Gastbeitrag von Sven Gábor Jánszky - "Meine Generation Ostdeutscher hat keine Angst"
Was heißt es, ostdeutsch zu sein? Der Gründer Sven Gábor Jánszky hat sich für das Projekt "Wir Ostdeutsche" dieser Frage gestellt. Er erklärt, was das damit zu tun hat, dass er auf Veränderung durch Technologie statt Politik setzt. Gastbeitrag von Sven Gábor Jánszky
Wie berechtigt ist es, im Jahr 30 der Deutschen Einheit noch über die "Ostdeutschen" oder die "Westdeutschen" zu sprechen?

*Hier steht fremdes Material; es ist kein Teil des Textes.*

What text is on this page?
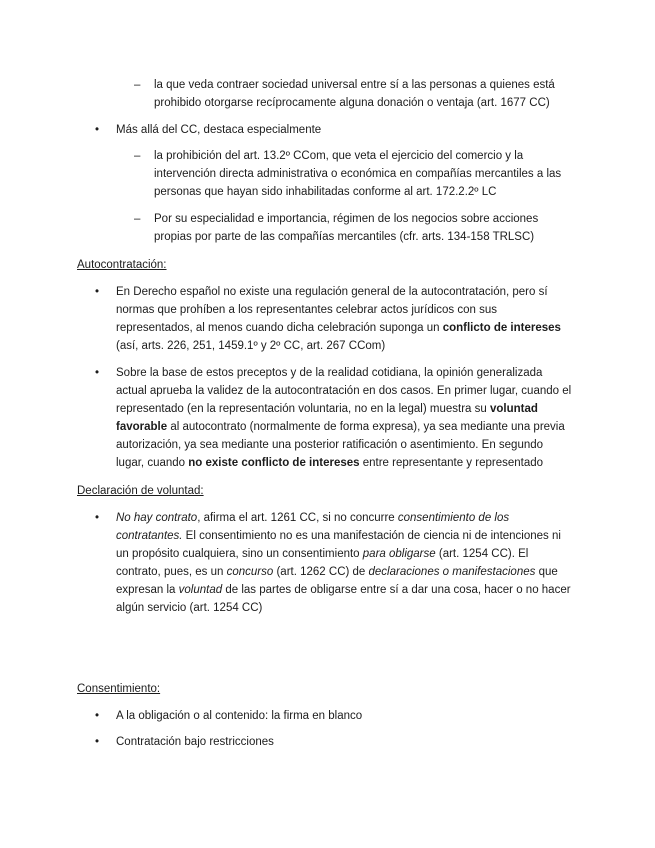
– la que veda contraer sociedad universal entre sí a las personas a quienes está
prohibido otorgarse recíprocamente alguna donación o ventaja (art. 1677 CC)
• Más allá del CC, destaca especialmente
– la prohibición del art. 13.2º CCom, que veta el ejercicio del comercio y la
intervención directa administrativa o económica en compañías mercantiles a las
personas que hayan sido inhabilitadas conforme al art. 172.2.2º LC
– Por su especialidad e importancia, régimen de los negocios sobre acciones
propias por parte de las compañías mercantiles (cfr. arts. 134-158 TRLSC)
Autocontratación:
• En Derecho español no existe una regulación general de la autocontratación, pero sí
normas que prohíben a los representantes celebrar actos jurídicos con sus
representados, al menos cuando dicha celebración suponga un conflicto de intereses
(así, arts. 226, 251, 1459.1º y 2º CC, art. 267 CCom)
• Sobre la base de estos preceptos y de la realidad cotidiana, la opinión generalizada
actual aprueba la validez de la autocontratación en dos casos. En primer lugar, cuando el
representado (en la representación voluntaria, no en la legal) muestra su voluntad
favorable al autocontrato (normalmente de forma expresa), ya sea mediante una previa
autorización, ya sea mediante una posterior ratificación o asentimiento. En segundo
lugar, cuando no existe conflicto de intereses entre representante y representado
Declaración de voluntad:
• No hay contrato, afirma el art. 1261 CC, si no concurre consentimiento de los
contratantes. El consentimiento no es una manifestación de ciencia ni de intenciones ni
un propósito cualquiera, sino un consentimiento para obligarse (art. 1254 CC). El
contrato, pues, es un concurso (art. 1262 CC) de declaraciones o manifestaciones que
expresan la voluntad de las partes de obligarse entre sí a dar una cosa, hacer o no hacer
algún servicio (art. 1254 CC)
Consentimiento:
• A la obligación o al contenido: la firma en blanco
• Contratación bajo restricciones
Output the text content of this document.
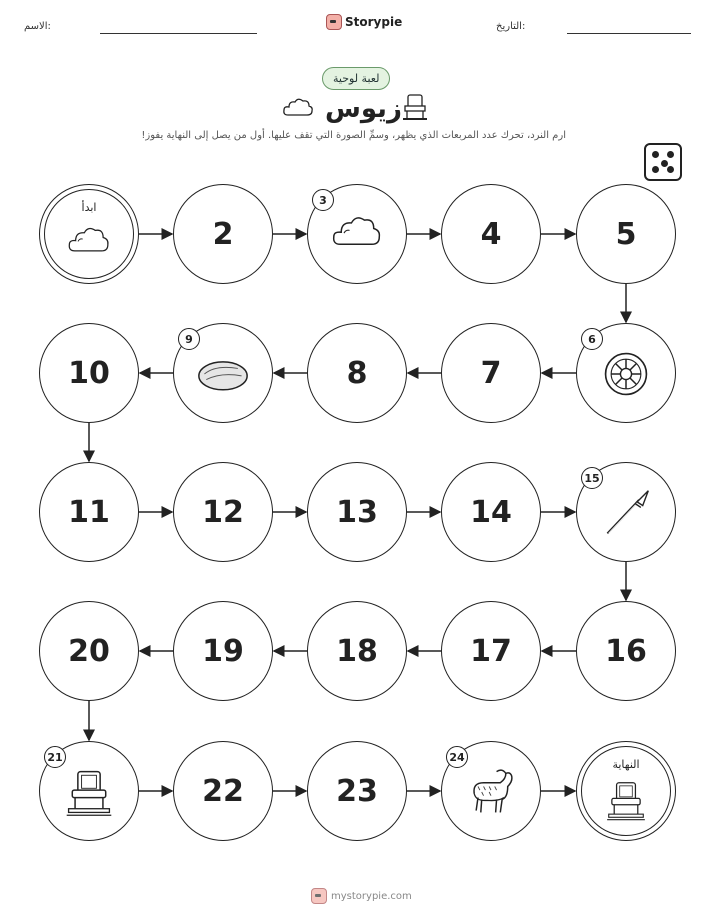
الاسم:	Storypie	التاريخ:
لعبة لوحية
زيوس
ارم النرد، تحرك عدد المربعات الذي يظهر، وسمِّ الصورة التي تقف عليها. أول من يصل إلى النهاية يفوز!
ابدأ
2
3
4	5
6
7
8
9
10
11	12	13	14
15
16
17
18
19
20
21
22	23
24
النهاية
mystorypie.com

Im Rahmen des rbb/MDR-Projektes "Wir Ostdeutsche" wurden meinungsstarke ostdeutsche Persönlichkeiten darum gebeten, ihre ganz eigene Erfahrung mit dem "Ostdeutschsein" aufzuschreiben - und einen Blick auf 30 Jahre Wiedervereinigung und in die Zukunft zu werfen.
Wir veröffentlichen hier einen Gastbeitrag von Sven Gábor Jánszky. Der Beitrag der Autorin und ex-Leistungssportlerin Ines Geipel ist bereits online. Es folgt ein Beitrag der Musikerin Sookee.
Bin ich wirklich ostdeutsch? So oft ich diesen Satz gehört habe, so oft habe ich ihn bisher verdrängt. Was soll diese Frage? Natürlich! Ich bin 1973 mitten im kalten Krieg geboren, in Budapest aufgewachsen und kam mit sechs Jahren in meine Heimatstadt, die ostdeutscher nicht sein konnte: Karl-Marx-Stadt. Allerdings glaubt mir das heute kaum jemand. Ich leite das größte unabhängige Zukunftsforschungsinstitut Europas. Ich halte Vorträge vor Vorständen der großen westdeutschen Unternehmen und fertige ihnen ihre Zukunftsstrategien. Dass ihre Zukunft aus dem Osten kommt, glaubt dort am Anfang niemand.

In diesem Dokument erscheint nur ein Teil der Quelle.